Danger Dan zeigt sich hier wieder als der nachdenkliche Typ am Klavier, einmal besingt er so den Alkoholismus als Mittel gegen Weltschmerz (Filmriss), einmal gemeinsam mit Max Herre die Geborgenheit, die durch die Loyalität der Leute entsteht, zu denen man immer kommen kann, egal wie lange die letzte Begegnung her ist und wie oft/selten man sich in der Zwischenzeit gemeldet hat. Kneipenschlägerei (mit Maeckes & Koljah) ist wuchtiger im Sound, aber ebenfalls reflektierend im Text. Es geht darin um die ungesunde Suche nach dem Kick und einen Hang zur Selbstzerstörung, der mitunter nicht einmal mehr aus echter Verzweiflung erwächst, sondern aus dem Versuch, irgendwie aus Trott und Routine auszubrechen.
Koljah liefert zudem mit Bobby Fletcher in 10 von 10 ein dank der Samples sehr elegantes Hochlied auf die Prokrastination ab. Panik Panzer protzt mit Fatoni ein bisschen in Sí claro, das neben einem Killer-Bass mit „Du bis anti alles / ich bin Prosecco“ eine der besten Zeilen der Platte enthält.

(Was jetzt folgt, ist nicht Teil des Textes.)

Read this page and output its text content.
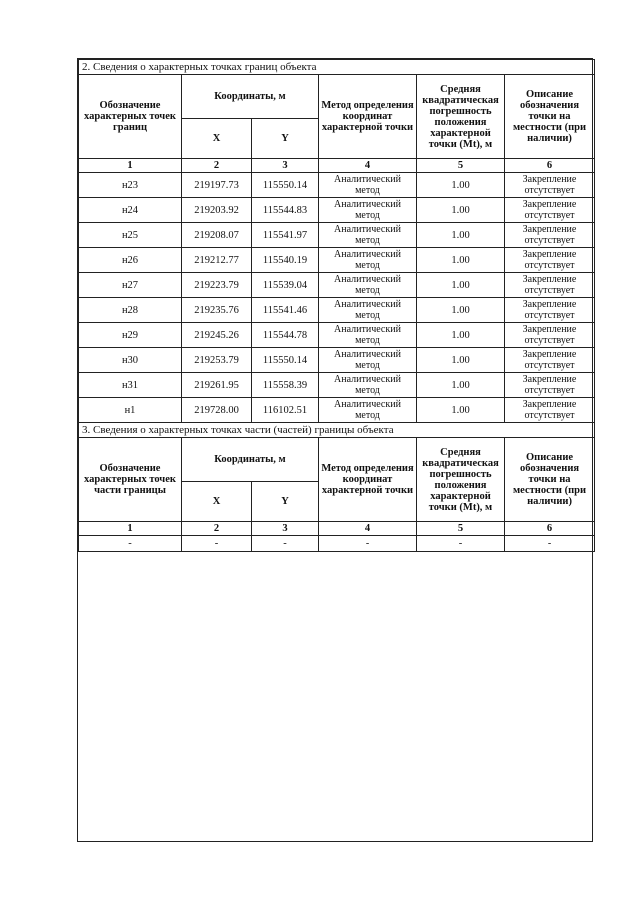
2. Сведения о характерных точках границ объекта					
Обозначение характерных точек границ	Координаты, м		Метод определения координат характерной точки	Средняя квадратическая погрешность положения характерной точки (Mt), м	Описание обозначения точки на местности (при наличии)
	X	Y			
1	2	3	4	5	6
н23	219197.73	115550.14	Аналитический метод	1.00	Закрепление отсутствует
н24	219203.92	115544.83	Аналитический метод	1.00	Закрепление отсутствует
н25	219208.07	115541.97	Аналитический метод	1.00	Закрепление отсутствует
н26	219212.77	115540.19	Аналитический метод	1.00	Закрепление отсутствует
н27	219223.79	115539.04	Аналитический метод	1.00	Закрепление отсутствует
н28	219235.76	115541.46	Аналитический метод	1.00	Закрепление отсутствует
н29	219245.26	115544.78	Аналитический метод	1.00	Закрепление отсутствует
н30	219253.79	115550.14	Аналитический метод	1.00	Закрепление отсутствует
н31	219261.95	115558.39	Аналитический метод	1.00	Закрепление отсутствует
н1	219728.00	116102.51	Аналитический метод	1.00	Закрепление отсутствует
3. Сведения о характерных точках части (частей) границы объекта					
Обозначение характерных точек части границы	Координаты, м		Метод определения координат характерной точки	Средняя квадратическая погрешность положения характерной точки (Mt), м	Описание обозначения точки на местности (при наличии)
	X	Y			
1	2	3	4	5	6
-	-	-	-	-	-
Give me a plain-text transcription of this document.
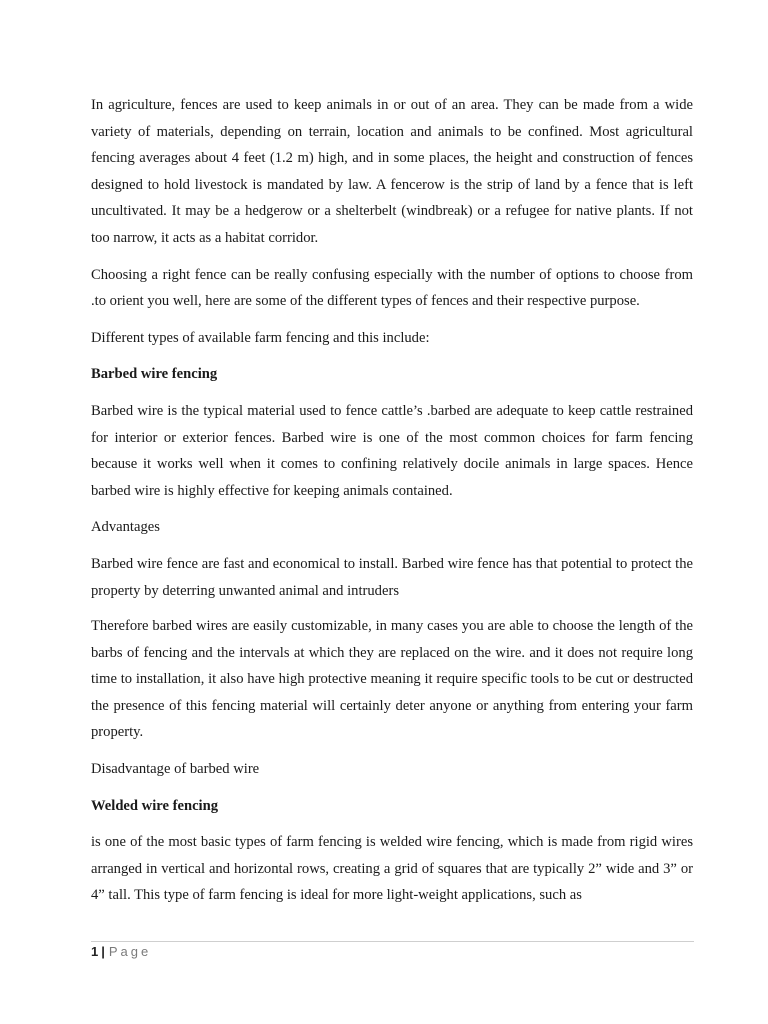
In agriculture, fences are used to keep animals in or out of an area. They can be made from a wide variety of materials, depending on terrain, location and animals to be confined. Most agricultural fencing averages about 4 feet (1.2 m) high, and in some places, the height and construction of fences designed to hold livestock is mandated by law. A fencerow is the strip of land by a fence that is left uncultivated. It may be a hedgerow or a shelterbelt (windbreak) or a refugee for native plants. If not too narrow, it acts as a habitat corridor.

Choosing a right fence can be really confusing especially with the number of options to choose from .to orient you well, here are some of the different types of fences and their respective purpose.

Different types of available farm fencing and this include:

Barbed wire fencing

Barbed wire is the typical material used to fence cattle’s .barbed are adequate to keep cattle restrained for interior or exterior fences. Barbed wire is one of the most common choices for farm fencing because it works well when it comes to confining relatively docile animals in large spaces. Hence barbed wire is highly effective for keeping animals contained.

Advantages

Barbed wire fence are fast and economical to install. Barbed wire fence has that potential to protect the property by deterring unwanted animal and intruders

Therefore barbed wires are easily customizable, in many cases you are able to choose the length of the barbs of fencing and the intervals at which they are replaced on the wire. and it does not require long time to installation, it also have high protective meaning it require specific tools to be cut or destructed the presence of this fencing material will certainly deter anyone or anything from entering your farm property.

Disadvantage of barbed wire

Welded wire fencing

is one of the most basic types of farm fencing is welded wire fencing, which is made from rigid wires arranged in vertical and horizontal rows, creating a grid of squares that are typically 2” wide and 3” or 4” tall. This type of farm fencing is ideal for more light-weight applications, such as

1 | Page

Noch aggressiver wird Auf sie mit Gebrüll (feat. Zugezogen Maskulin), das die moralischen Widersprüche von Pseudo-Rebellion aufzeigt. Ganz am Ende des Antilopen Geldwäsche Sampler 1 gibt es mit Wünsch dir was eine bislang unveröffentlichte und äußerst ungestüme Liveaufnahme der Toten Hosen – wohl auch als Beweis dafür, dass die beiden Bands (und die beiden Unternehmen) weiter freundschaftlich verbunden sind.